出講する前に神保町へ寄り道する事を即断して今ブックセンターへ向かっている。
『思想』は果たして置かれているのか?

 

この「帝国史」論で「したり」と思ったのは das Heilige Römische Reich Deutscher Nation の存在についてである。自分は歴史学とは全く関係のない素人だが、この Karl der Größe 以来代々「ローマ皇帝」を受け継いだ君主を戴いた政治集合体は名前に「ローマ」がついているとはいえ、素人の歴史観からしても S.P.Q.R. (Senatus Populusque Romanus)とは内実何も繋がっていない事は明らかだ。

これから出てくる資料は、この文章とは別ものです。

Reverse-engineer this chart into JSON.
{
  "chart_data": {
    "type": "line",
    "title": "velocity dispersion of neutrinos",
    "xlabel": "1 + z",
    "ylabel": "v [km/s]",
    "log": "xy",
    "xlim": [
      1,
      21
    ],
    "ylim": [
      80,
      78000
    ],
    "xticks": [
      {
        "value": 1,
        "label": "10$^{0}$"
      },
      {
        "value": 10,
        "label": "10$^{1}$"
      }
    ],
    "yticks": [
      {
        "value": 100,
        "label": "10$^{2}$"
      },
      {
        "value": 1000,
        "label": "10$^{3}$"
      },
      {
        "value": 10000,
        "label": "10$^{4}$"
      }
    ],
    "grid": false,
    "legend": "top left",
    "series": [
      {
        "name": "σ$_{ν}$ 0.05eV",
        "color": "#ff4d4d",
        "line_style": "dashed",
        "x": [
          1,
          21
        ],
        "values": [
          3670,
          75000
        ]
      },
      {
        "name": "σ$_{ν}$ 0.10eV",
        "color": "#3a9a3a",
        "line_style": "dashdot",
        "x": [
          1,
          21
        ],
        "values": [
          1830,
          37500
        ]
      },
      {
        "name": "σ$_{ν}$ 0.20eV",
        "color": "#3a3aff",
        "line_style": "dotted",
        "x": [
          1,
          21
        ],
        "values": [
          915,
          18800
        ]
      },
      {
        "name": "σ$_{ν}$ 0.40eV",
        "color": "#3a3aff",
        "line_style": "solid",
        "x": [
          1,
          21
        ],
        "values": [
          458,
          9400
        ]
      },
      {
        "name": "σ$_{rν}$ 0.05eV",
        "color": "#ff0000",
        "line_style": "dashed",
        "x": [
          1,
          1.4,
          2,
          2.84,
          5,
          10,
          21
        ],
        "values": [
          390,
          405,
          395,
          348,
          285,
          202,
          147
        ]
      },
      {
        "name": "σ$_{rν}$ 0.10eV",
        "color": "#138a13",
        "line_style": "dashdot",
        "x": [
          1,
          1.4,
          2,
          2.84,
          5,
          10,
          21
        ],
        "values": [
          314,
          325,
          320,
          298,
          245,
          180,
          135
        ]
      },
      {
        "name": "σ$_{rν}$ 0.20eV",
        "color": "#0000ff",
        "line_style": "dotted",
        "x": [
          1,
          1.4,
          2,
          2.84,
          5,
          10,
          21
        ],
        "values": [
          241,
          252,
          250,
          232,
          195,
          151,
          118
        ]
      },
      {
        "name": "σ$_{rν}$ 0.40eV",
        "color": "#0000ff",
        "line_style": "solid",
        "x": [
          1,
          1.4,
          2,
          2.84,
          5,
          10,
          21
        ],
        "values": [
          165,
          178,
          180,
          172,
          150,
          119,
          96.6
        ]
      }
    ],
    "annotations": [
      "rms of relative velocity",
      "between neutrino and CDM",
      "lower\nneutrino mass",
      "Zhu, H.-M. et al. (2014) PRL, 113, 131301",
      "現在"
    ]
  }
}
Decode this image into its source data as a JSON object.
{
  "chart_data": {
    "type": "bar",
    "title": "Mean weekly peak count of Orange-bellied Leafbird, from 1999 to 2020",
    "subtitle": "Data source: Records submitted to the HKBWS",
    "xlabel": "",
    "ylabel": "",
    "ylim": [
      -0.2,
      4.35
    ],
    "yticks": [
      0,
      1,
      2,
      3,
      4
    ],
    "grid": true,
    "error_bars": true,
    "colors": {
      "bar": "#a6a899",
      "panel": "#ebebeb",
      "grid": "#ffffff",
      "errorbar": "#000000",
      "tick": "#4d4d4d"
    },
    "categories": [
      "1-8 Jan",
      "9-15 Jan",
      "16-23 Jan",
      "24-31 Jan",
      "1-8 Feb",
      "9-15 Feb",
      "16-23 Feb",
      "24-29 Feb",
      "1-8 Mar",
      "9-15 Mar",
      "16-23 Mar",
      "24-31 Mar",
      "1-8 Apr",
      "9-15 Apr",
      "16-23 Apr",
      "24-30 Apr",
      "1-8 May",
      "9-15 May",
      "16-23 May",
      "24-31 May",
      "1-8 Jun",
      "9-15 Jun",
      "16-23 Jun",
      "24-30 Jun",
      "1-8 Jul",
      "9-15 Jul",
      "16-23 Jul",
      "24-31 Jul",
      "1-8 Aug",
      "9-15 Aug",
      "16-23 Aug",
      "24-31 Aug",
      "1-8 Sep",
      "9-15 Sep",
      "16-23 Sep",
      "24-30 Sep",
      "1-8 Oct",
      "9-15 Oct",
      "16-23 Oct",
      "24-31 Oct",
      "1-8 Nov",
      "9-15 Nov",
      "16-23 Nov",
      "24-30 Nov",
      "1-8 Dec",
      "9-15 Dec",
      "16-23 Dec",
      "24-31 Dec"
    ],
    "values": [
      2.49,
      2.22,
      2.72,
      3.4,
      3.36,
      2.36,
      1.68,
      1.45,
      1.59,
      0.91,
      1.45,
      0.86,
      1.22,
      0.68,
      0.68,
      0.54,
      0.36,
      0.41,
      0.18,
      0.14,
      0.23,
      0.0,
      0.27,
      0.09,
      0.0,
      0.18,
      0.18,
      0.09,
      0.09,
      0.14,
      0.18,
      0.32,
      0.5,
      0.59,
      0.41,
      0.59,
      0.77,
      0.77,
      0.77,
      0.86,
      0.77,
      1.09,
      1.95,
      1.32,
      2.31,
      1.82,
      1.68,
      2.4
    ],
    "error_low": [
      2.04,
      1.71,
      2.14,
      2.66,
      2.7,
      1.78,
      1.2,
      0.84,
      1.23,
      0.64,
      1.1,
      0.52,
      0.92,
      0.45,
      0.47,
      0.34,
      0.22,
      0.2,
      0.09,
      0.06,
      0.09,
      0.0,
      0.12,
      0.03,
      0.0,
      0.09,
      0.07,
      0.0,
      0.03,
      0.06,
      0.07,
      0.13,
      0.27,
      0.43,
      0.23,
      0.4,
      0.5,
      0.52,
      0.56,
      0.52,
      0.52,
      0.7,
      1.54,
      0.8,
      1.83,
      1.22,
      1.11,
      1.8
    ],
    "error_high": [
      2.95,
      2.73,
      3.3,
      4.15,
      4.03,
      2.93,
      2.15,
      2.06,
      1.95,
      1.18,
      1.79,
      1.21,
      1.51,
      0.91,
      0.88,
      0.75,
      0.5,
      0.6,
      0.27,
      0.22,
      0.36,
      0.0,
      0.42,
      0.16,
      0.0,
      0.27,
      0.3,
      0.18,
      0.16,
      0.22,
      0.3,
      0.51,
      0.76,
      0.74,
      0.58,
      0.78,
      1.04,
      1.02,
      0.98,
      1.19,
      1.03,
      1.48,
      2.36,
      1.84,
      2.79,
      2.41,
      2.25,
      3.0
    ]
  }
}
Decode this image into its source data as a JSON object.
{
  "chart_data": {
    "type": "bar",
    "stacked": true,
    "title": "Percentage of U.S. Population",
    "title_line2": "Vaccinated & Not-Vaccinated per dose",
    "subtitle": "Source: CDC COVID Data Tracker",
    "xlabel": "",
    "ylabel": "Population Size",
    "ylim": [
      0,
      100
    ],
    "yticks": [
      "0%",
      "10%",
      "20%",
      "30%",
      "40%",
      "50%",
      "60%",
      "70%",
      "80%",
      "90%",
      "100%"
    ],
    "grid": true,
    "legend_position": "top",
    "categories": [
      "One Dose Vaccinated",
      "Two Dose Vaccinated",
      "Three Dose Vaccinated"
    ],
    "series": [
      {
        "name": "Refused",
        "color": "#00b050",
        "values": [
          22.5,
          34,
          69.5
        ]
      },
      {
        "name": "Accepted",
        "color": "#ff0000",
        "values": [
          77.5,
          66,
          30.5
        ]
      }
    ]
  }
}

この「ローマ」とは後にカトリック教会という西欧におけるキリスト教の一大派閥を作る「ローマ大司教」が、信者となったフランク王国のカールに委ねたゲルマン民族諸国のアリウス派からの改宗を目的にした図版拡大政策の結果、800年に彼に授けられた「ローマ皇帝」の「ローマ」、すなわち「ローマ教皇」の「ローマ」を意味すると私は考えてきた。それがこの巻頭言で確認できた事は大きな喜びだった。

 

近世帝国と近代帝国を架橋して考える重要性は、歴史を今に活かすためには強く納得できる。そして20世紀までの、海や陸を具体的に支配して存在する Imperialismus に代わって、経済という手段で相手国の法を侵さずに着実に版図を拡大する動きーーこの最たるものがクローバリズムだろうがーーについて歴史学はどう捉えるのか興味を抱いた。

 

それから自分の専門と関係の深い Reich という言葉は歴史学ではどう捉えているのか知りたくなった。Reich は古代高地ドイツ語では rihhi でその語源は「支配者」を意味し、ケルト語の rī (王)からの借用語だという。羅甸語の rex にも対応している。ドイツ語圏は das Heilige Römische Reich から1871年das Deutsche Reich になりWWII後 Reichsländer はBundesländer になった。WWI以降ドイツ皇帝が存在しなくても、das Deutsche Reich だった。この「帝国」は一体何と捉えるべきかヒントが欲しい。

 

自分の専門では言語帝国主義という用語がある。この帝国主義にもリンガ・フランカを手段として積み重ねられた歴史がある。今では English がその対象であろうが、かつては κοινή, lingua latina, Français が君臨したし、植民地では Español, portuguêsが今でもその爪痕をハッキリと遺している。かつてネブリーハは『カスティーリア語文法』(1492)の序文で、言葉はその国と共に隆盛を極め、また滅びる、という事を書いた。今後も別の言語がその政治的・国家的趨勢と共に現れる可能性もある…。

 

神保町に着いた。早速ブックセンターへ。あった『思想』!間髪入れず購入。まだ5-6冊は平積みされている。興味にある方は急がれたし。